Développement

Les méthodologies Agile et leur documentation

| mise à jour
par Pierre-Alexandre Riera, blue-infinity

Devenues incontournables pour les projets de développement, les méthodologies Agile sont souvent perçues comme sujettes à de mauvaises pratiques documentaires. Eloignées des traditionnels cycles en V, ces méthodologies nécessitent pourtant elles aussi une base documentaire forte pour assurer l’adéquation des besoins au produit final.

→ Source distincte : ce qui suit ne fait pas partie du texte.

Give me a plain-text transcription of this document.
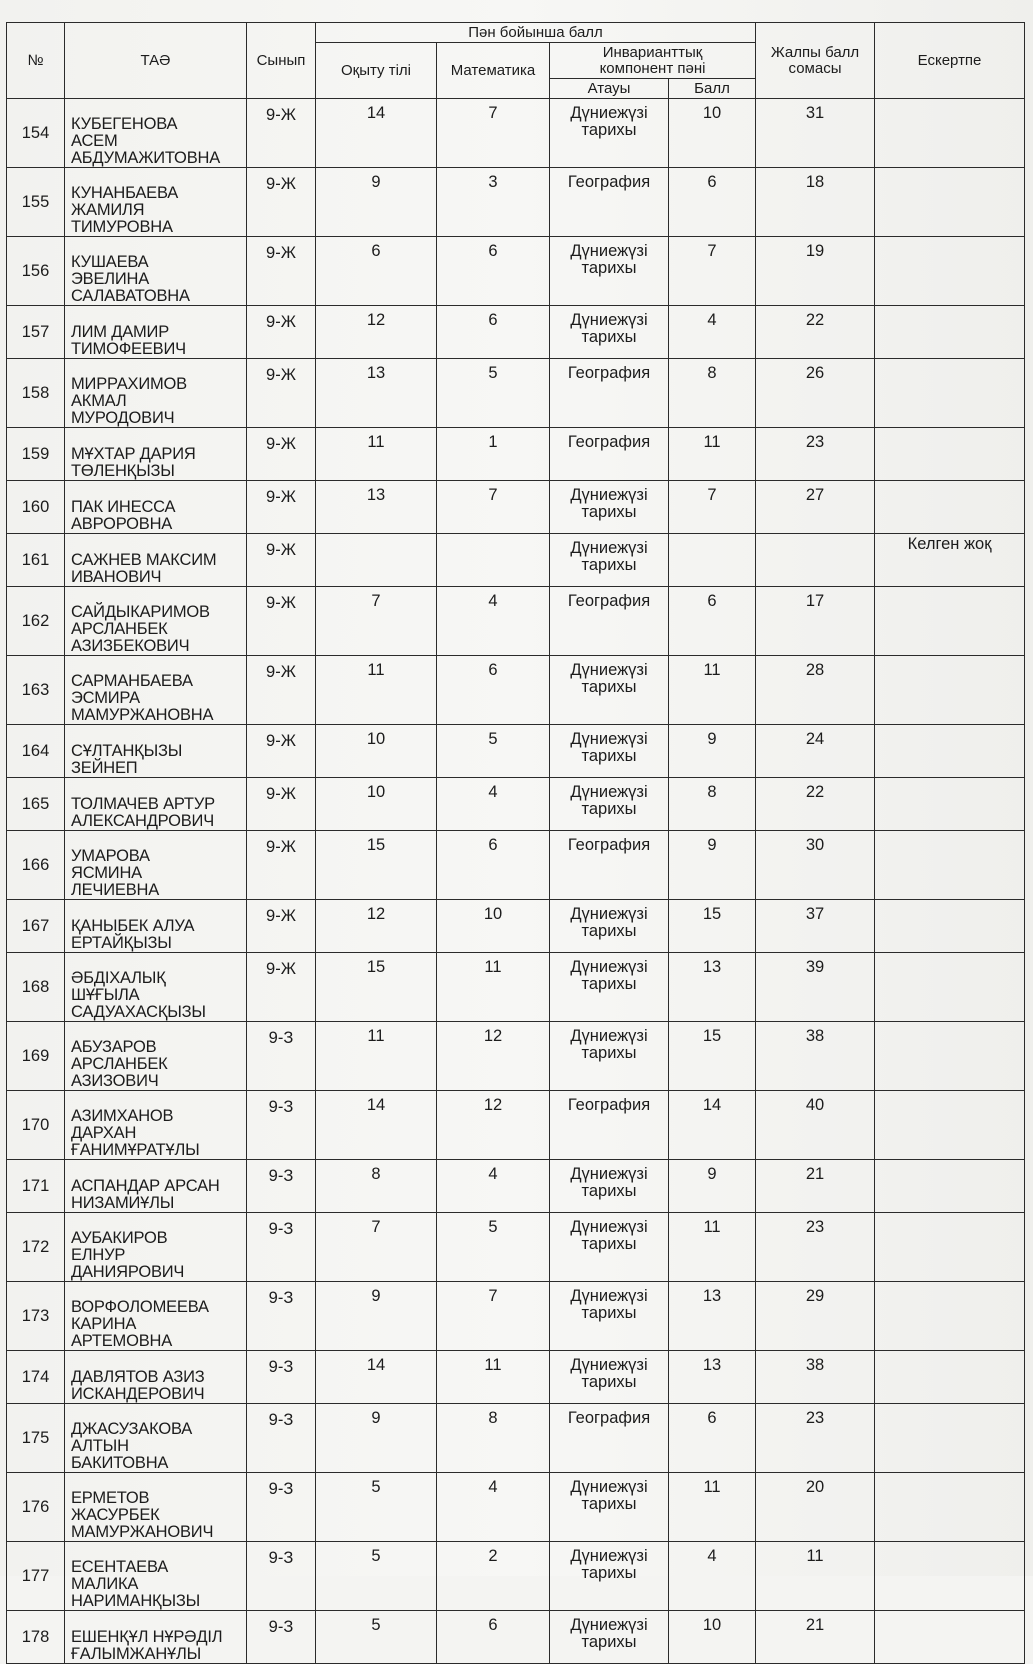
№	ТАӘ	Сынып	Пән бойынша балл				Жалпы балл
сомасы	Ескертпе
			Оқыту тілі	Математика	Инварианттық
компонент пәні			
					Атауы	Балл		
154	КУБЕГЕНОВА
АСЕМ
АБДУМАЖИТОВНА	9-Ж	14	7	Дүниежүзі
тарихы	10	31	
155	КУНАНБАЕВА
ЖАМИЛЯ
ТИМУРОВНА	9-Ж	9	3	География	6	18	
156	КУШАЕВА
ЭВЕЛИНА
САЛАВАТОВНА	9-Ж	6	6	Дүниежүзі
тарихы	7	19	
157	ЛИМ ДАМИР
ТИМОФЕЕВИЧ	9-Ж	12	6	Дүниежүзі
тарихы	4	22	
158	МИРРАХИМОВ
АКМАЛ
МУРОДОВИЧ	9-Ж	13	5	География	8	26	
159	МҰХТАР ДАРИЯ
ТӨЛЕНҚЫЗЫ	9-Ж	11	1	География	11	23	
160	ПАК ИНЕССА
АВРОРОВНА	9-Ж	13	7	Дүниежүзі
тарихы	7	27	
161	САЖНЕВ МАКСИМ
ИВАНОВИЧ	9-Ж			Дүниежүзі
тарихы			Келген жоқ
162	САЙДЫКАРИМОВ
АРСЛАНБЕК
АЗИЗБЕКОВИЧ	9-Ж	7	4	География	6	17	
163	САРМАНБАЕВА
ЭСМИРА
МАМУРЖАНОВНА	9-Ж	11	6	Дүниежүзі
тарихы	11	28	
164	СҰЛТАНҚЫЗЫ
ЗЕЙНЕП	9-Ж	10	5	Дүниежүзі
тарихы	9	24	
165	ТОЛМАЧЕВ АРТУР
АЛЕКСАНДРОВИЧ	9-Ж	10	4	Дүниежүзі
тарихы	8	22	
166	УМАРОВА
ЯСМИНА
ЛЕЧИЕВНА	9-Ж	15	6	География	9	30	
167	ҚАНЫБЕК АЛУА
ЕРТАЙҚЫЗЫ	9-Ж	12	10	Дүниежүзі
тарихы	15	37	
168	ӘБДІХАЛЫҚ
ШҰҒЫЛА
САДУАХАСҚЫЗЫ	9-Ж	15	11	Дүниежүзі
тарихы	13	39	
169	АБУЗАРОВ
АРСЛАНБЕК
АЗИЗОВИЧ	9-З	11	12	Дүниежүзі
тарихы	15	38	
170	АЗИМХАНОВ
ДАРХАН
ҒАНИМҰРАТҰЛЫ	9-З	14	12	География	14	40	
171	АСПАНДАР АРСАН
НИЗАМИҰЛЫ	9-З	8	4	Дүниежүзі
тарихы	9	21	
172	АУБАКИРОВ
ЕЛНУР
ДАНИЯРОВИЧ	9-З	7	5	Дүниежүзі
тарихы	11	23	
173	ВОРФОЛОМЕЕВА
КАРИНА
АРТЕМОВНА	9-З	9	7	Дүниежүзі
тарихы	13	29	
174	ДАВЛЯТОВ АЗИЗ
ИСКАНДЕРОВИЧ	9-З	14	11	Дүниежүзі
тарихы	13	38	
175	ДЖАСУЗАКОВА
АЛТЫН
БАКИТОВНА	9-З	9	8	География	6	23	
176	ЕРМЕТОВ
ЖАСУРБЕК
МАМУРЖАНОВИЧ	9-З	5	4	Дүниежүзі
тарихы	11	20	
177	ЕСЕНТАЕВА
МАЛИКА
НАРИМАНҚЫЗЫ	9-З	5	2	Дүниежүзі
тарихы	4	11	
178	ЕШЕНҚҰЛ НҰРӘДІЛ
ҒАЛЫМЖАНҰЛЫ	9-З	5	6	Дүниежүзі
тарихы	10	21	
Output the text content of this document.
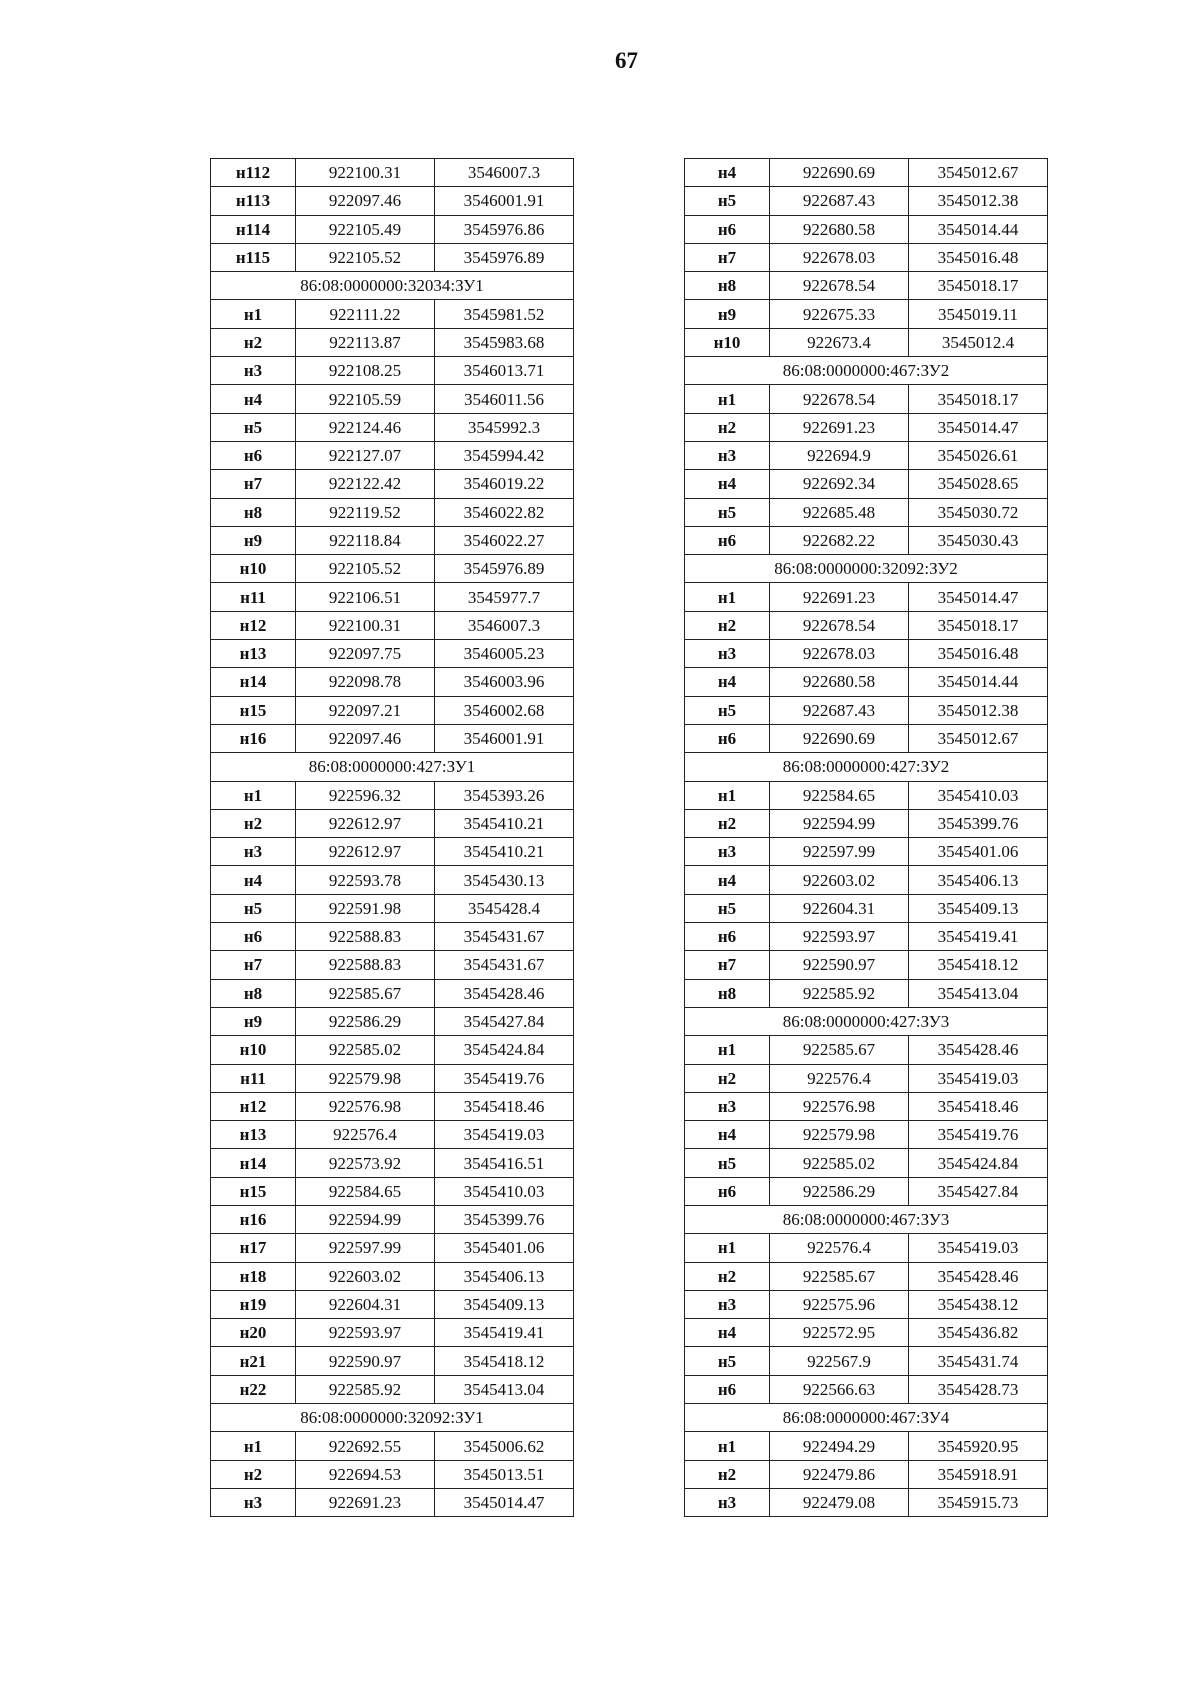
67
н112	922100.31	3546007.3
н113	922097.46	3546001.91
н114	922105.49	3545976.86
н115	922105.52	3545976.89
86:08:0000000:32034:ЗУ1		
н1	922111.22	3545981.52
н2	922113.87	3545983.68
н3	922108.25	3546013.71
н4	922105.59	3546011.56
н5	922124.46	3545992.3
н6	922127.07	3545994.42
н7	922122.42	3546019.22
н8	922119.52	3546022.82
н9	922118.84	3546022.27
н10	922105.52	3545976.89
н11	922106.51	3545977.7
н12	922100.31	3546007.3
н13	922097.75	3546005.23
н14	922098.78	3546003.96
н15	922097.21	3546002.68
н16	922097.46	3546001.91
86:08:0000000:427:ЗУ1		
н1	922596.32	3545393.26
н2	922612.97	3545410.21
н3	922612.97	3545410.21
н4	922593.78	3545430.13
н5	922591.98	3545428.4
н6	922588.83	3545431.67
н7	922588.83	3545431.67
н8	922585.67	3545428.46
н9	922586.29	3545427.84
н10	922585.02	3545424.84
н11	922579.98	3545419.76
н12	922576.98	3545418.46
н13	922576.4	3545419.03
н14	922573.92	3545416.51
н15	922584.65	3545410.03
н16	922594.99	3545399.76
н17	922597.99	3545401.06
н18	922603.02	3545406.13
н19	922604.31	3545409.13
н20	922593.97	3545419.41
н21	922590.97	3545418.12
н22	922585.92	3545413.04
86:08:0000000:32092:ЗУ1		
н1	922692.55	3545006.62
н2	922694.53	3545013.51
н3	922691.23	3545014.47
н4	922690.69	3545012.67
н5	922687.43	3545012.38
н6	922680.58	3545014.44
н7	922678.03	3545016.48
н8	922678.54	3545018.17
н9	922675.33	3545019.11
н10	922673.4	3545012.4
86:08:0000000:467:ЗУ2		
н1	922678.54	3545018.17
н2	922691.23	3545014.47
н3	922694.9	3545026.61
н4	922692.34	3545028.65
н5	922685.48	3545030.72
н6	922682.22	3545030.43
86:08:0000000:32092:ЗУ2		
н1	922691.23	3545014.47
н2	922678.54	3545018.17
н3	922678.03	3545016.48
н4	922680.58	3545014.44
н5	922687.43	3545012.38
н6	922690.69	3545012.67
86:08:0000000:427:ЗУ2		
н1	922584.65	3545410.03
н2	922594.99	3545399.76
н3	922597.99	3545401.06
н4	922603.02	3545406.13
н5	922604.31	3545409.13
н6	922593.97	3545419.41
н7	922590.97	3545418.12
н8	922585.92	3545413.04
86:08:0000000:427:ЗУ3		
н1	922585.67	3545428.46
н2	922576.4	3545419.03
н3	922576.98	3545418.46
н4	922579.98	3545419.76
н5	922585.02	3545424.84
н6	922586.29	3545427.84
86:08:0000000:467:ЗУ3		
н1	922576.4	3545419.03
н2	922585.67	3545428.46
н3	922575.96	3545438.12
н4	922572.95	3545436.82
н5	922567.9	3545431.74
н6	922566.63	3545428.73
86:08:0000000:467:ЗУ4		
н1	922494.29	3545920.95
н2	922479.86	3545918.91
н3	922479.08	3545915.73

Les méthodologies Agile sont de plus en plus utilisées pour la réalisation des projets de développement informatique. Désormais, près de trois organisations sur quatre s’appuient sur elles, contre un tiers seulement en 2009. Cet engouement s’explique sans doute par leur caractère pragmatique et orienté résultats, préconisant notamment un produit fonctionnel plutôt qu’une documentation pléthorique. Ceci ne signifie cependant pas que toute documentation soit superflue.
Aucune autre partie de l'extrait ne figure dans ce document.